Por supuesto, la actividad de la Zona Sur es la misma que la de cualquier ciudad tranquila, el comercio va despacio, los negocios lentos y, me parece, con rentabilidades no demasiado altas. Las tiendas elegantes, atendidas por señoras elegantes me dan la impresión de que, al igual que en tantas otras partes, hacen pensar que es de mal gusto mostrar que se trabaja para ganar dinero.

Evidentemente, me encanta El Alto, pero si yo viviese el La Paz, es de lo más probable que tuviera mi casa en la Zona Sur, pero de esto estoy seguro, mi negocio estaría en alguna esquina de El Alto.

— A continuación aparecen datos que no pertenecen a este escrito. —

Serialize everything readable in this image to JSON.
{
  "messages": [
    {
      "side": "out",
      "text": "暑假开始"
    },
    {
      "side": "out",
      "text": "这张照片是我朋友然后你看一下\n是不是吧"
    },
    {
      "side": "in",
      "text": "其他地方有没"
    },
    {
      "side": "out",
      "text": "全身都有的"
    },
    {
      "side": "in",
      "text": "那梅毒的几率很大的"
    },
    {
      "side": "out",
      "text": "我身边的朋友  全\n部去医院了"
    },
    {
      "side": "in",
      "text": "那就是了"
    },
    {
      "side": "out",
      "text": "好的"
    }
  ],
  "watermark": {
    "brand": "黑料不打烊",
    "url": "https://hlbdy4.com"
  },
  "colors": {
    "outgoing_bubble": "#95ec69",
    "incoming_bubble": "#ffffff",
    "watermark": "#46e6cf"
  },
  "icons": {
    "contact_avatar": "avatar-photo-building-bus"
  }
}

Y, aunque probablemente ya no hace falta, diré por qué pienso que es muy bueno buscar y mantener socios en El Alto:

En el Alto hay vida, hay negocio, existe un crecimiento en población, en ambición y en dinero. Hay dinero, mucho dinero y hay oportunidades de negocio mientras no hay todavía una oferta significativa de “muestras de poder”. Los “símbolos del éxito” son escasos, la oferta de productos y servicios para una sociedad en la que la movilidad social es rápida y creciente es, además de poco diferenciada, por lo que he visto, bastante escasa.

En la Zona Sur, aunque hay talento, hay ideas, hay saber hacer, la gente tiene ya “puestas” sus casas, los armarios llenos, y hay que mirar el dinero que no fluye en el corto mercado de la clase acomodada.

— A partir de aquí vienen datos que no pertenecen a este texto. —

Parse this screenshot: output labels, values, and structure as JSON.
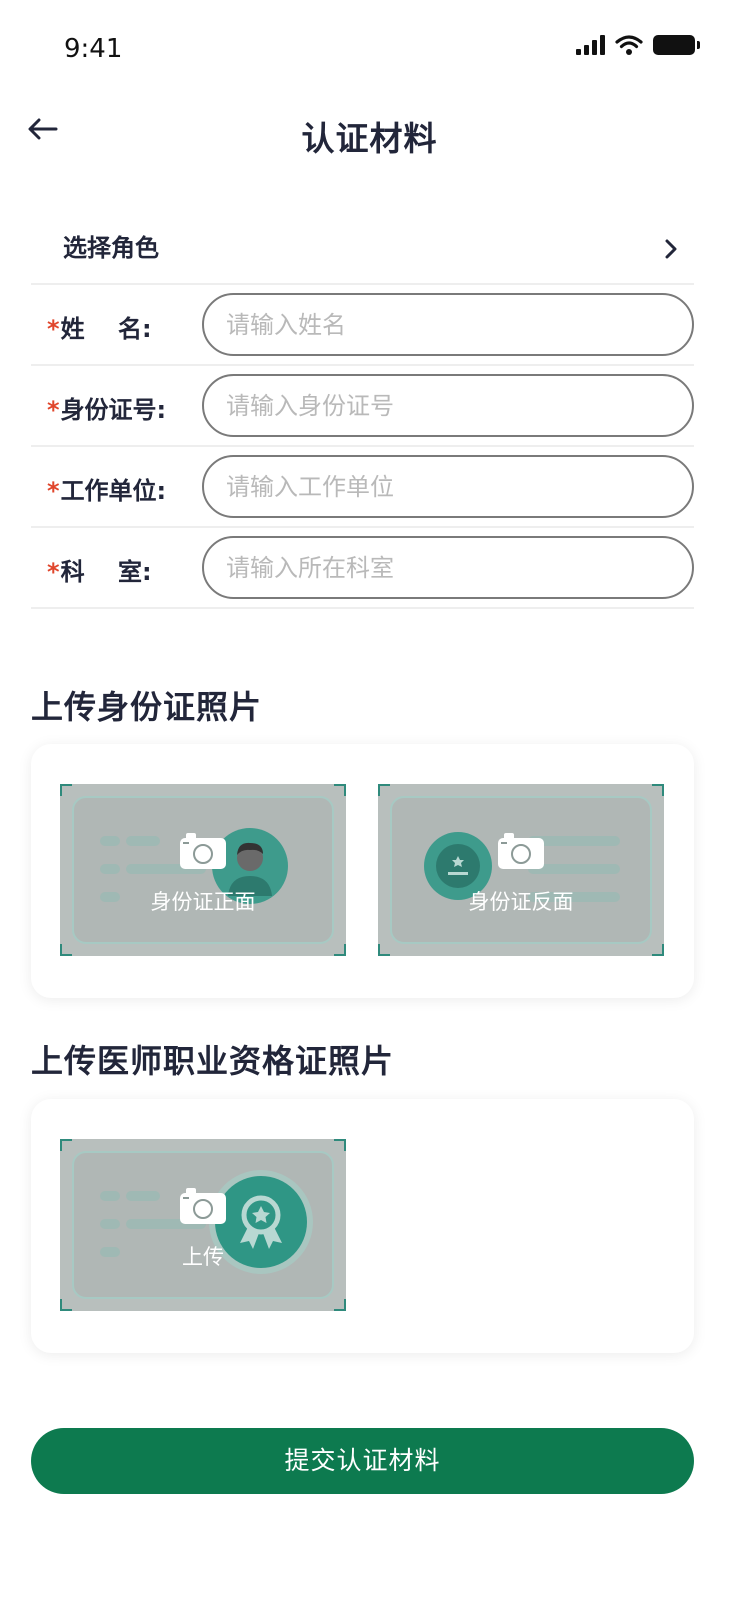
{
  "status_bar": {
    "time": "9:41"
  },
  "nav": {
    "title": "认证材料"
  },
  "form": {
    "role": {
      "label": "选择角色"
    },
    "fields": [
      {
        "required_mark": "*",
        "label": "姓    名:",
        "placeholder": "请输入姓名"
      },
      {
        "required_mark": "*",
        "label": "身份证号:",
        "placeholder": "请输入身份证号"
      },
      {
        "required_mark": "*",
        "label": "工作单位:",
        "placeholder": "请输入工作单位"
      },
      {
        "required_mark": "*",
        "label": "科    室:",
        "placeholder": "请输入所在科室"
      }
    ]
  },
  "id_section": {
    "title": "上传身份证照片",
    "front_label": "身份证正面",
    "back_label": "身份证反面"
  },
  "license_section": {
    "title": "上传医师职业资格证照片",
    "upload_label": "上传"
  },
  "submit": {
    "label": "提交认证材料"
  },
  "colors": {
    "primary": "#0d7a4f",
    "required": "#e0462c",
    "teal_accent": "#2f8a7c"
  }
}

Y un hecho extremadamente importante: Tanto en El Alto como en la Zona Sur los negocios que marchan bien son los que son dirigidos por gentes que son de El Alto o son de la Zona Sur respectivamente. Por tanto, si yo que “pertenezco” a La Zona Sur quiero vender en El Alto lo más sensato, lo único sensato que puedo hacer es buscarme un socio en El Alto y si soy de El Alto, más me vale, si quiero tener éxito, asociarme con alguien de la Zona Sur.

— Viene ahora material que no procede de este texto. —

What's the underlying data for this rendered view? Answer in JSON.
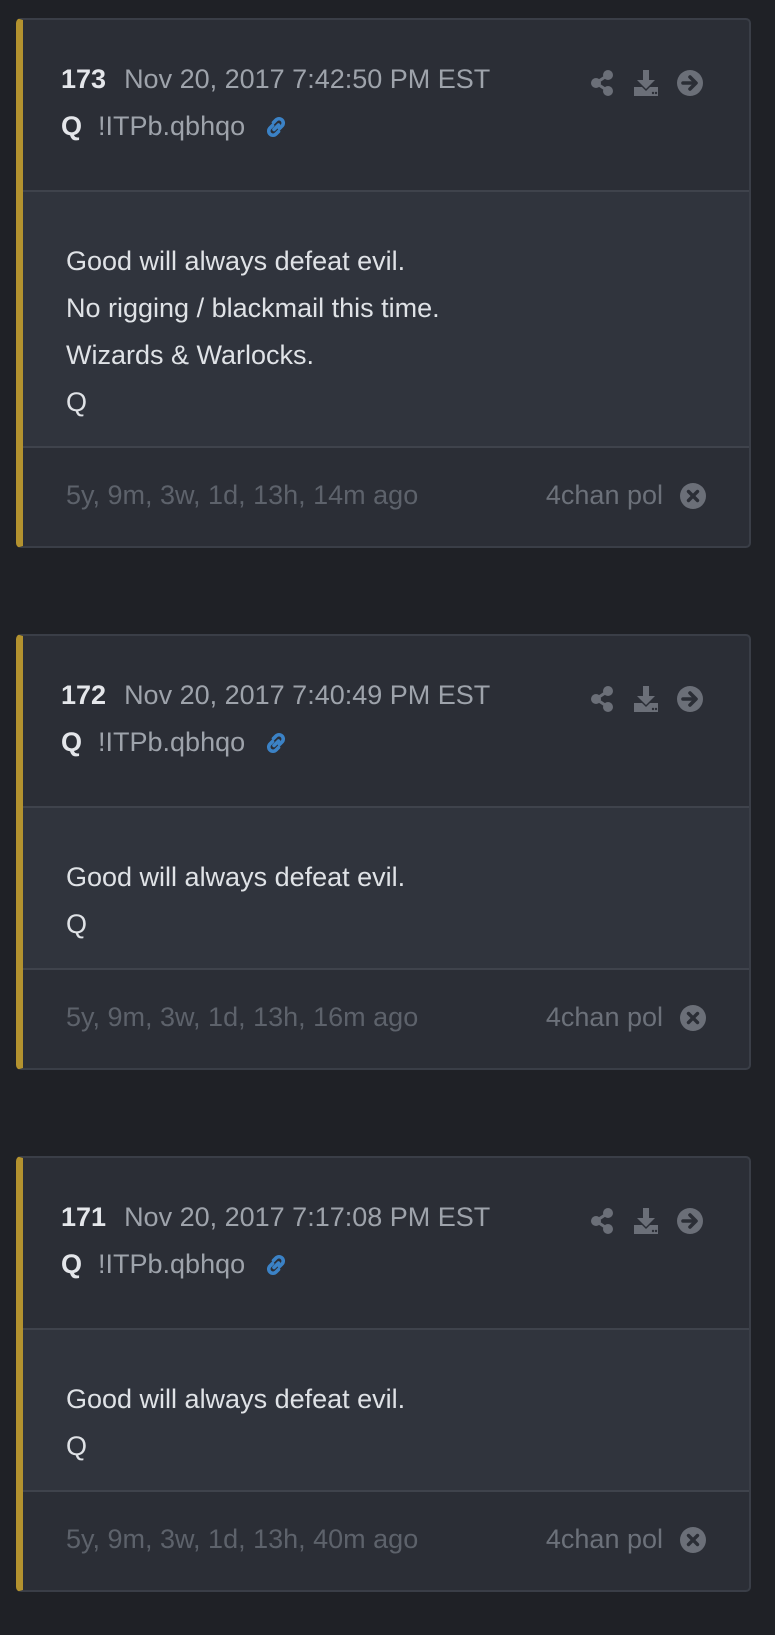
{
  "colors": {
    "background": "#1f2126",
    "card": "#2b2e36",
    "body": "#30343d",
    "accent_border": "#b3922f",
    "link_icon": "#3b82c6",
    "icon_gray": "#6b6f78"
  },
  "posts": [
    {
      "number": "173",
      "date": "Nov 20, 2017 7:42:50 PM EST",
      "author": "Q",
      "tripcode": "!ITPb.qbhqo",
      "lines": [
        "Good will always defeat evil.",
        "No rigging / blackmail this time.",
        "Wizards & Warlocks.",
        "Q"
      ],
      "ago": "5y, 9m, 3w, 1d, 13h, 14m ago",
      "source": "4chan pol",
      "icons": [
        "share-icon",
        "download-icon",
        "arrow-right-icon",
        "link-icon",
        "close-icon"
      ]
    },
    {
      "number": "172",
      "date": "Nov 20, 2017 7:40:49 PM EST",
      "author": "Q",
      "tripcode": "!ITPb.qbhqo",
      "lines": [
        "Good will always defeat evil.",
        "Q"
      ],
      "ago": "5y, 9m, 3w, 1d, 13h, 16m ago",
      "source": "4chan pol",
      "icons": [
        "share-icon",
        "download-icon",
        "arrow-right-icon",
        "link-icon",
        "close-icon"
      ]
    },
    {
      "number": "171",
      "date": "Nov 20, 2017 7:17:08 PM EST",
      "author": "Q",
      "tripcode": "!ITPb.qbhqo",
      "lines": [
        "Good will always defeat evil.",
        "Q"
      ],
      "ago": "5y, 9m, 3w, 1d, 13h, 40m ago",
      "source": "4chan pol",
      "icons": [
        "share-icon",
        "download-icon",
        "arrow-right-icon",
        "link-icon",
        "close-icon"
      ]
    }
  ]
}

No es fácil plantearse, para alguien de El Alto buscar un socio en la Zona Sur y, acaso más difícil por ahora, para alguien de la Zona Sur, convertir en su socio a alguien de El Alto. Pero, el éxito y el mejor futuro para las gentes de la Zona Sur y también para las de El Alto, es que se asocien unos y otros para ganar dinero.
No olvidemos que los matrimonios que más duran son los contraídos por interés y que, a fin de cuentas, es mucho mejor obtener el treinta por ciento de un buen negocio que el cien por ciento de ningún negocio.